Re: [Wikipedia-l] Research access to logs - Wikipedia-l

9 Sep 2005


      I don't know if this is still an open issue, but as someone who might ask 
for such data, here's my two cents.
 I attend a design program at a research institution, which gives me an 
interesting perspective of having to undergo the rigors of Human Subjects 
Committee approval for research that ultimately informs the design and may 
never result in a formal paper. What would be interesting to me is to be 
able to analyze both the statistical frequency of edits and the type of edit 
being performed. Since my interest is ultimately about what participants do 
when involved in online communities, it would be important to be able to go 
beyond the aggregate and be able to analyze the content with an eye on 
producing personas. I would like to be able to say that User Type B 
typically responds with Action Z when encountering User Type C, etc. That 
isn't possible unless there is some way to view individual threads of 
activity and qualitatively analyze the specific content.

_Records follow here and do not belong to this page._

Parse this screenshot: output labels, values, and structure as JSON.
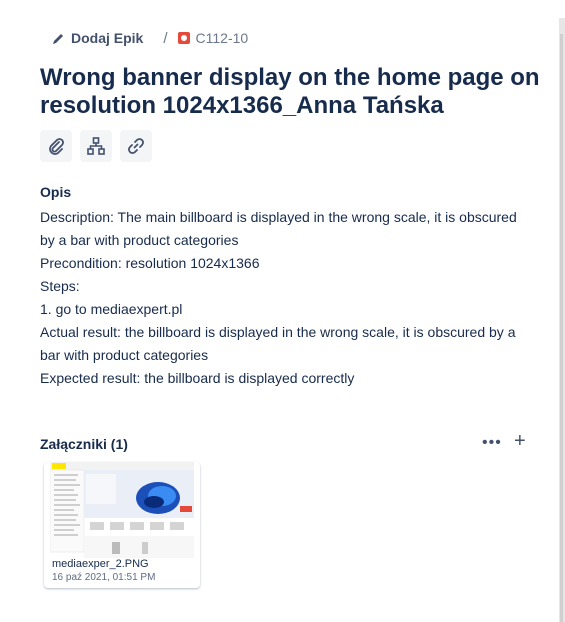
{
  "breadcrumb": {
    "epic_label": "Dodaj Epik",
    "separator": "/",
    "issue_key": "C112-10"
  },
  "issue": {
    "title": "Wrong banner display on the home page on resolution 1024x1366_Anna Tańska"
  },
  "description": {
    "heading": "Opis",
    "lines": [
      "Description: The main billboard is displayed in the wrong scale, it is obscured by a bar with product categories",
      "Precondition: resolution 1024x1366",
      "Steps:",
      "1. go to mediaexpert.pl",
      "Actual result: the billboard is displayed in the wrong scale, it is obscured by a bar with product categories",
      "Expected result:  the billboard is displayed correctly"
    ]
  },
  "attachments": {
    "heading": "Załączniki (1)",
    "more": "•••",
    "add": "+",
    "items": [
      {
        "name": "mediaexper_2.PNG",
        "date": "16 paź 2021, 01:51 PM"
      }
    ]
  },
  "colors": {
    "accent": "#e5493a",
    "text": "#172b4d",
    "button_bg": "#f4f5f7"
  }
}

 I have a MediaWiki-based experiment going on right now, which was approved 
by my school's review board in July. I'm not going to get anywhere close to 
Wikipedia size for members, so content analysis is going to be difficult but 
significantly easier than a massive wiki project. I have a SQL script that I 
run weekly to get some aggregate statistics and both user- and page-centric 
data sets. I created the entire site with HSC approval and full disclosure 
of how I plan to use the data (referring to users, if at all, by their 
chosen usernames only). And if someone asks me for the data, I would be 
required to follow HIPPA kinds of rules and allow all of the participants to 
prevent having their information included.

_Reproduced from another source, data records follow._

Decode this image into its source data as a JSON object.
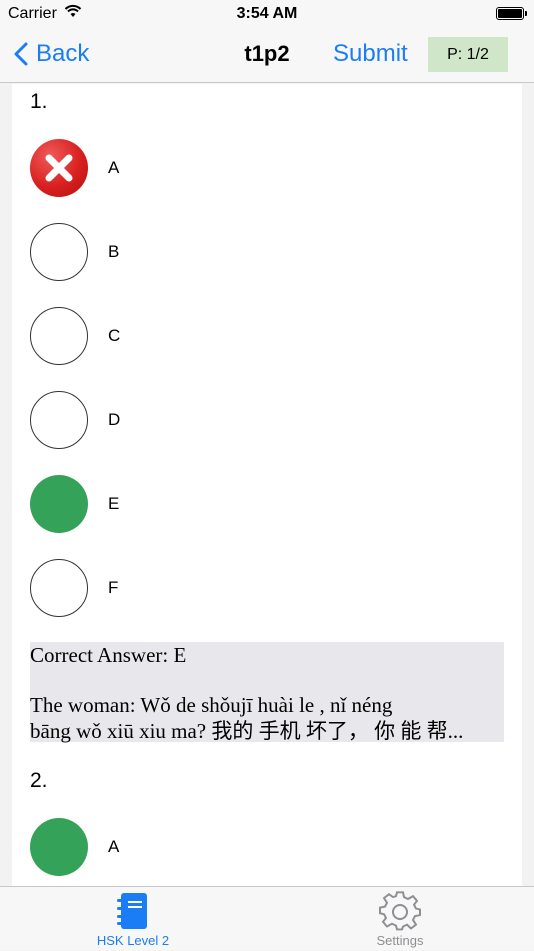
{
  "status_bar": {
    "carrier": "Carrier",
    "time": "3:54 AM"
  },
  "nav": {
    "back_label": "Back",
    "title": "t1p2",
    "submit_label": "Submit",
    "page_indicator": "P: 1/2"
  },
  "questions": [
    {
      "number": "1.",
      "options": [
        {
          "label": "A",
          "state": "wrong"
        },
        {
          "label": "B",
          "state": "empty"
        },
        {
          "label": "C",
          "state": "empty"
        },
        {
          "label": "D",
          "state": "empty"
        },
        {
          "label": "E",
          "state": "correct"
        },
        {
          "label": "F",
          "state": "empty"
        }
      ],
      "correct_answer": "Correct Answer: E",
      "explanation_line1": "The woman: Wǒ de shǒujī huài le ,   nǐ néng",
      "explanation_line2": "bāng wǒ xiū xiu ma?  我的 手机 坏了， 你 能 帮..."
    },
    {
      "number": "2.",
      "options": [
        {
          "label": "A",
          "state": "correct"
        }
      ]
    }
  ],
  "tab_bar": {
    "tabs": [
      {
        "label": "HSK Level 2",
        "icon": "notebook-icon",
        "active": true
      },
      {
        "label": "Settings",
        "icon": "gear-icon",
        "active": false
      }
    ]
  },
  "colors": {
    "accent": "#1a7df5",
    "correct": "#34a359",
    "wrong": "#d8201f",
    "page_indicator_bg": "#cfe6c8"
  }
}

 What would be very useful would be to have some pre-programmed export of 
data that would provide this same information. The aggregate data shouldn't 
be a big obstacle, but I would think there would have to be some way of 
stripping out identification. Data-wise, that would be easy; assign a unique 
ID in place of MW userID or username. Content-wise, it's not so easy; can 
posted identity references and translated signature tags be masked? There 
may also need to be some means of allowing members to opt out whenever 
identity is involved.
 If the Powers the Be MediaWiki could resolve this by November, that would 
be wonderful.I'll get my HSC forms in order and get in line for that data. 
:)
 Kevin Makice